Pour les sans-abris qui vivent en pleine campagne, il est très difficile de trouver un endroit pour passer la nuit au chaud. Car les abris de nuit existent surtout dans les grandes villes comme Charleroi.

Dans la botte du Hainaut, par exemple, à Bourlers, près de Chimay, la Clairière est la seule maison d’accueil de la région. Avec ses treize places, elle doit actuellement refuser du monde.

La Clairière, c’est une maison familiale située à côté de l’école du village. Les résidents y sont seuls, en couple ou avec un enfant. Ils ont souvent passé du temps dehors avant d’aboutir ici. Arlette a 77 ans et elle est arrivée il y a quelques heures à peine: « Je suis ici parce que un de mes fils m’a mis à la porte. Enfin sa femme surtout. Alors, j’ai logé dans une remise. Puis, comme j’ai quand même une carte de bus, je suis partie à Charleroi parce que par ici il n’y a rien. Ici, sur le trottoir ça va vite: excusez-moi de dire ça mais tu peux crever. Ici il n’y a même pas une banque. On ne peut pas se réchauffer dans le hall d’une banque. A Chimay oui mais pas la nuit. »
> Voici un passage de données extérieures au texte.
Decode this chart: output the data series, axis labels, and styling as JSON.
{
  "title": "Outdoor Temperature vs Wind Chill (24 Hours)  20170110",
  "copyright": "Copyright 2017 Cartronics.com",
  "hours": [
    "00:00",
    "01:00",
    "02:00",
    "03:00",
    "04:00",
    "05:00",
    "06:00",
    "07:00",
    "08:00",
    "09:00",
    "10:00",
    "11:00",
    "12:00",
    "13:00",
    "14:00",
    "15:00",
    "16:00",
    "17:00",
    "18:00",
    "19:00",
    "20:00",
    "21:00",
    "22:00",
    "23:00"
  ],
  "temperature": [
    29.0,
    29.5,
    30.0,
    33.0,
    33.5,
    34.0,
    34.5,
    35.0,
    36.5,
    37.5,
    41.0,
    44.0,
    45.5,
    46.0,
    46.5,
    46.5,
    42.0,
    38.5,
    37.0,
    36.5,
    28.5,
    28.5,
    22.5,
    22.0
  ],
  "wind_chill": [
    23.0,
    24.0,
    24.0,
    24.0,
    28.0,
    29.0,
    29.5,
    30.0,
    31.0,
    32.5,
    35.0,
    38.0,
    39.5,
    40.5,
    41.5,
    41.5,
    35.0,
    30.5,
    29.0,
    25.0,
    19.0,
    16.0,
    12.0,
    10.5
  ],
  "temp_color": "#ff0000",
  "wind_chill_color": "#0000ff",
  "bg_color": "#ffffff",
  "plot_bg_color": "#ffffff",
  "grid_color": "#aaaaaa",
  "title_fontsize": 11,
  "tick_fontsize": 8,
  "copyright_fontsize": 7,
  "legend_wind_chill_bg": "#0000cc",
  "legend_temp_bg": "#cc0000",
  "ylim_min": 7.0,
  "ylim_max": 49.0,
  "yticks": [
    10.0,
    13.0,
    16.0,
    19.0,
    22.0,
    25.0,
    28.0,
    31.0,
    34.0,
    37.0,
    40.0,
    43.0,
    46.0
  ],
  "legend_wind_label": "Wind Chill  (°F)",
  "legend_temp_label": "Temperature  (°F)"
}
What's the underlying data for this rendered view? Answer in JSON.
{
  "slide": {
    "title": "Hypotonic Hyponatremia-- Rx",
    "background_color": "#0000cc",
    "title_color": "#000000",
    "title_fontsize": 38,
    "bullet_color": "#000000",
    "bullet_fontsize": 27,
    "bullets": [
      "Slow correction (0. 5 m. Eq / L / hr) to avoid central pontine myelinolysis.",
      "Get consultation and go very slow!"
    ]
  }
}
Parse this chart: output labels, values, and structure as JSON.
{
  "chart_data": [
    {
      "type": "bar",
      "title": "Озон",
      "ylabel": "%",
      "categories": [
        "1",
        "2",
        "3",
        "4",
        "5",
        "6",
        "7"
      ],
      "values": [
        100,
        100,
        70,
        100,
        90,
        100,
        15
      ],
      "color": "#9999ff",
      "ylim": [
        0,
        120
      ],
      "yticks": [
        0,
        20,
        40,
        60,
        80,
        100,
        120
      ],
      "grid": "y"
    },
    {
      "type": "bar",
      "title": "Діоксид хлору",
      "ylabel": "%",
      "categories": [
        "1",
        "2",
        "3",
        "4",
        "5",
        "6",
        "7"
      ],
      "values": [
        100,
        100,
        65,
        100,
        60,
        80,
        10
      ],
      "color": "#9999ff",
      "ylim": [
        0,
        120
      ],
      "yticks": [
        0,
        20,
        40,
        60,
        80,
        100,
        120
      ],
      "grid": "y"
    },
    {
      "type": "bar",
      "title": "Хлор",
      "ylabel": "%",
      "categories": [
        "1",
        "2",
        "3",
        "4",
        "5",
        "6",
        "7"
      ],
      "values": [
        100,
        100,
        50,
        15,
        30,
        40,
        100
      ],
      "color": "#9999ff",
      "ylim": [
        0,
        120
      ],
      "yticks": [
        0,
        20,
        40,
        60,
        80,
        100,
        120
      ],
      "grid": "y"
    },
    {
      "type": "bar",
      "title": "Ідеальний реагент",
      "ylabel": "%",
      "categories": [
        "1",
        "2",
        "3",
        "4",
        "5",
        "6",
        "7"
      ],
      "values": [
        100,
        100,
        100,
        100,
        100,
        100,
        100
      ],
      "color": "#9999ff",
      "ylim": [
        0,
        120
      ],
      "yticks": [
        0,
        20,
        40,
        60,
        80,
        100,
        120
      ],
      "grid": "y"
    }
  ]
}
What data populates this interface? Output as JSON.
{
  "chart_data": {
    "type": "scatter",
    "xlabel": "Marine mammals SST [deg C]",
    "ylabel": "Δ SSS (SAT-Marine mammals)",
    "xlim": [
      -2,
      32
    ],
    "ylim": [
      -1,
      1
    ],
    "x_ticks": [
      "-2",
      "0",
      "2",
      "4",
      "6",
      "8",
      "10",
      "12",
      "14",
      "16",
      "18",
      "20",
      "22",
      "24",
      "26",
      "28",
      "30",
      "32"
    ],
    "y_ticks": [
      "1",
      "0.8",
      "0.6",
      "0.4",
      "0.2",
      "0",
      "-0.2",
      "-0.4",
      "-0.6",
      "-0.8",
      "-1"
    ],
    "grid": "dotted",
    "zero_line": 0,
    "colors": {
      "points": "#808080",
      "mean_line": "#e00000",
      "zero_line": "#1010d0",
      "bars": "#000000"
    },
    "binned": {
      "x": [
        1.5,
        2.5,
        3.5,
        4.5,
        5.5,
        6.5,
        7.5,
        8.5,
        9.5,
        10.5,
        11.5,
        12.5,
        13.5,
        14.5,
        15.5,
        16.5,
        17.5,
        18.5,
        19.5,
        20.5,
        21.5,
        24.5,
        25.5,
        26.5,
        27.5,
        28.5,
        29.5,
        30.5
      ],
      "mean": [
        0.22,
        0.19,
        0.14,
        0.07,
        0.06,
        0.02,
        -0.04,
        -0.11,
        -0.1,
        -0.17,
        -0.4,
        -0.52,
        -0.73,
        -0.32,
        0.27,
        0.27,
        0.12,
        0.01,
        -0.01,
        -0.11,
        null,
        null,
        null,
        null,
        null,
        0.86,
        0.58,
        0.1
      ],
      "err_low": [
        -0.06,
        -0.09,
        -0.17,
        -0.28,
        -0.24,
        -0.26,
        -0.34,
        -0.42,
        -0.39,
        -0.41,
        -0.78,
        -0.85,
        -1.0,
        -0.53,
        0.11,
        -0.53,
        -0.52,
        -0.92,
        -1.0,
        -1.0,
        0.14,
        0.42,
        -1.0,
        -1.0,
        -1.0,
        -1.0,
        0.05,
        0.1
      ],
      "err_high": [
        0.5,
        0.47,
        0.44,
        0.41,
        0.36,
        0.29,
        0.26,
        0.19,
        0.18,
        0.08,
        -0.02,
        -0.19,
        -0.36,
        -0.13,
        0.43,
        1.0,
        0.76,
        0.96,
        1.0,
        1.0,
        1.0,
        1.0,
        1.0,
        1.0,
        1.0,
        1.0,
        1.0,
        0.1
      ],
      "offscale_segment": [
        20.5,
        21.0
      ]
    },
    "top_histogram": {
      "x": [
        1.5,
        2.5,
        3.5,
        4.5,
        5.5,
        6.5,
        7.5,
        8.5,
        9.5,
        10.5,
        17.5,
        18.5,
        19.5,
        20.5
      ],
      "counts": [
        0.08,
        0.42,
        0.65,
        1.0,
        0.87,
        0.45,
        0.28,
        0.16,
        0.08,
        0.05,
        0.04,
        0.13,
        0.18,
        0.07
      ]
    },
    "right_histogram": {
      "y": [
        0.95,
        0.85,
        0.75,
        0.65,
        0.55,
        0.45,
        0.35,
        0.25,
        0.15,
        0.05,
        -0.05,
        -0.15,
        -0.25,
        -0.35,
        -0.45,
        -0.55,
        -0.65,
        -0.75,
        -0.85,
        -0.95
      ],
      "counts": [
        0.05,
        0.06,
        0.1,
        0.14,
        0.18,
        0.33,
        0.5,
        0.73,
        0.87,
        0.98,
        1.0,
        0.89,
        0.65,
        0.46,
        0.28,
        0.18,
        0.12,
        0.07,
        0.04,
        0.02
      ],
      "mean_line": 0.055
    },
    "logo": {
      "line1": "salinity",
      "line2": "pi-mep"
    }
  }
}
Grâce à la bière trappiste

Brandon a 20 ans et partage une chambre avec Ludovic. Il a un PC, internet et la musique. Il raconte: « J’ai été quatre ans dans un foyer pour jeunes et j’ai décidé ensuite de voler de mes propres ailes. Et ça a été la chute libre ! J’ai envie de partir vers la grande ville où on trouve plus facilement du travail et un logement. Dans les petits villages comme ici, le travail c’est dans des superettes alors que dans une grande ville, il y a plus de grands magasins et des structures qui permettent de trouver un emploi. »

Le centre d’accueil La Clairière de Bourlers a été créé grâce au soutien des moines de l’abbaye de Scourmont, ceux qui font la bière de Chimay.

Pour Anne Martin, la présidente de la maison d’accueil, ce projet était vital dans la région: « C’est pas difficile: il n’y avait rien. Et donc les échevins des affaires sociales étaient tout le temps sollicités. Et c’était la débrouille quoi. »

La débrouille à la campagne qui passe par des coups de main à gauche et à droite: une solidarité essentielle certes mais pas pas suffisante.